View CTCA treatment results for prostate cancer
When I was 64 years old, my annual PSA test showed an increase. I knew that PSA, which stands for prostate-specific antigen, is a protein that can sometimes be an indicator of prostate cancer when the level begins to rise. When my PSA score reached 5.6 and remained at that level for about a year, my doctor near my home in Oakland, Tennessee, just outside Memphis, suggested that I see an urologist for a biopsy.
The urologist took 12 samples of prostate tissue, and one of the samples was 25 percent cancerous. That was the first time I heard the big “c” word. Immediately I was in a daze that lasted about a week. No matter how you prepare or what you expect to hear, when a doctor tells you that you have cancer, it’s a shock. Questions were racing through my mind: What will life be like now? How will things change? What will happen to me?

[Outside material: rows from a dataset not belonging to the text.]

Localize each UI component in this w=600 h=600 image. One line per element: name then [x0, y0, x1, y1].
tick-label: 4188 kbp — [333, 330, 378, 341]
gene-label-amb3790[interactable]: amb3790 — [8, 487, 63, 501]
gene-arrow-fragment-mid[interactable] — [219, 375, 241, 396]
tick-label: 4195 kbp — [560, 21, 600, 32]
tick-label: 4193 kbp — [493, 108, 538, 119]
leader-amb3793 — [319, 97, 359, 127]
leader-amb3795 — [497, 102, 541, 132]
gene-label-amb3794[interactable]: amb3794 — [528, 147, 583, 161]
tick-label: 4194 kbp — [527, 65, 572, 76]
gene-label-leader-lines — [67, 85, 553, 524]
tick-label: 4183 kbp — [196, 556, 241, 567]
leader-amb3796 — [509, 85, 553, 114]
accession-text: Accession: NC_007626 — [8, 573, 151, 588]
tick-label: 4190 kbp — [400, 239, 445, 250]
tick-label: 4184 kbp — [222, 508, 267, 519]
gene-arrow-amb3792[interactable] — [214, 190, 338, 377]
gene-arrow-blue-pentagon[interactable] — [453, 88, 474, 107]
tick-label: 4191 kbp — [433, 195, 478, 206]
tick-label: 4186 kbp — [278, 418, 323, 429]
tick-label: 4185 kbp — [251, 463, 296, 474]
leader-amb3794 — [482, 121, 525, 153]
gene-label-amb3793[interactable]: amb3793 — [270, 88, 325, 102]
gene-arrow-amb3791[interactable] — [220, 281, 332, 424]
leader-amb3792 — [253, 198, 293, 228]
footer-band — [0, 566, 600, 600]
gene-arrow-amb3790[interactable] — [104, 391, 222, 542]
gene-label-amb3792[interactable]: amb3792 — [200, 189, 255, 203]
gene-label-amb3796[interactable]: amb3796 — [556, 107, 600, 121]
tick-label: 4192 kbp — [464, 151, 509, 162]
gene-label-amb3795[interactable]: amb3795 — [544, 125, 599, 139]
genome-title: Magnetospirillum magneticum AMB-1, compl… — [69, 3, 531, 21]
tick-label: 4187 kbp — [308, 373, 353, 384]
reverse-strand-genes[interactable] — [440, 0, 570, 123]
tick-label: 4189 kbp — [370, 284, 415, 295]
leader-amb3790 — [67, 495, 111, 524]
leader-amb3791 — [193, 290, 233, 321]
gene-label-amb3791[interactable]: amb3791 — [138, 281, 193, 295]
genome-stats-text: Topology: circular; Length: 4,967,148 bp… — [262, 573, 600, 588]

As I began to take steps toward deciding on my treatment, many options were presented to me. The urologist who diagnosed me recommended prostate removal. But he also gave me a book of 101 questions about prostate cancer and referred me to two other doctors at different facilities.
At the end of those consultations, I had several options to consider. I could simply watch and wait, because the cancer constituted just 25 percent of one sample. I could have surgery to remove my prostate. I could have external radiation or internal radiation. Or I could have cryotherapy, which was available at one regional facility.

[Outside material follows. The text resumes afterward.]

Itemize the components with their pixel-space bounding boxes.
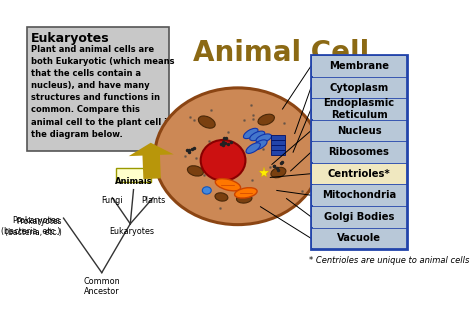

All of these options gave me a lot to think about. The situation wasn’t urgent because the cancer was in an early stage, which was fortunate for two reasons. First, I needed time to weigh the pros and cons of these approaches. Second, it was summertime, prime fishing season, and I didn’t want to miss it.
I decided I would not pursue any treatment until the fall so I would not have to miss all the great fishing, and so I could be thorough with my research.
It was during those weeks of my research I came across Cancer Treatment Centers of America (CTCA). One of my main concerns after hearing my diagnosis was what condition I would be in physically after treatment. I am in good shape and enjoy exercising, and I was worried I would not be able to be active in the same way. I wanted a holistic view of cancer treatment. I wondered if there were dietary changes I could make during radiation treatment. Were there supplements that would help my body withstand the treatment too? What else could I do in addition to the medical care that might help? The website for CTCA presented that kind of whole-body view, so I decided to find out if it was for real.
I traveled to the CTCA hospital near Atlanta in early August 2013. From the moment I arrived, the facility exceeded my expectations. I had never been to a hospital like it before. Even though it is a cancer center, CTCA felt like a place where people come to be well, not a place where people come to be sick.
My care team was very informative about my medical options and care. They even addressed my questions about nutrition and my overall well-being. There was no pressure for me to commit to being treated there. The doctors I spoke with were truly concerned about my health.
Dr. Cavanaugh, who recommended radioactive seed implants, also known as high-dose rate (HDR) brachytherapy or internal radiation, took the time to show me the seeds so I could better understand exactly how the procedure worked. He also explained the potential side effects.
A place of healing
I chose to have brachytherapy treatment at CTCA. My daughter and wife traveled with me to Atlanta for the treatment. I stayed at CTCA and they stayed at a nearby hotel. They were given caregiver IDs that enabled them to have meals at a discounted price. They were also able to take advantage of other services offered at the hospital. They were with me just before the procedure and were kept notified of my status while I was under anesthesia.
Our stay was nothing but pleasant. We all enjoyed the food at the hospital, which was wonderful. Everything was in one place, and CTCA had so much to offer during our stay: computers, a chapel, books, a pool table, etc. I especially loved the white boards that hang outside the hospital rooms where people write inspirational sayings. It’s such a nice touch that adds to the sense you are in a place of healing.
My side effects were minimal, just some minor indigestion. For the first week or so after treatment, I had discomfort that required me to rest and not be too active. But after that, I was back to my usual lifestyle. A couple of weeks after the seed implant, I was painting the house.
Nothing and everything changed
Even though cancer treatment barely made a dent in my lifestyle, I am a different person today. Being diagnosed with cancer is fearful. What will tomorrow bring? I made sure my life insurance was up to date because you just never know. Being diagnosed with cancer forces you to consider such issues.
Now I know there is life after cancer. I am going to be OK. And in fact, I am more than OK, maybe even better than before. The little annoyances that used to get to me don’t affect me so much anymore. I have a different, better perspective on what is truly important in life, and what is not. So even though cancer changed nothing about my lifestyle, it changed everything about how I experience life.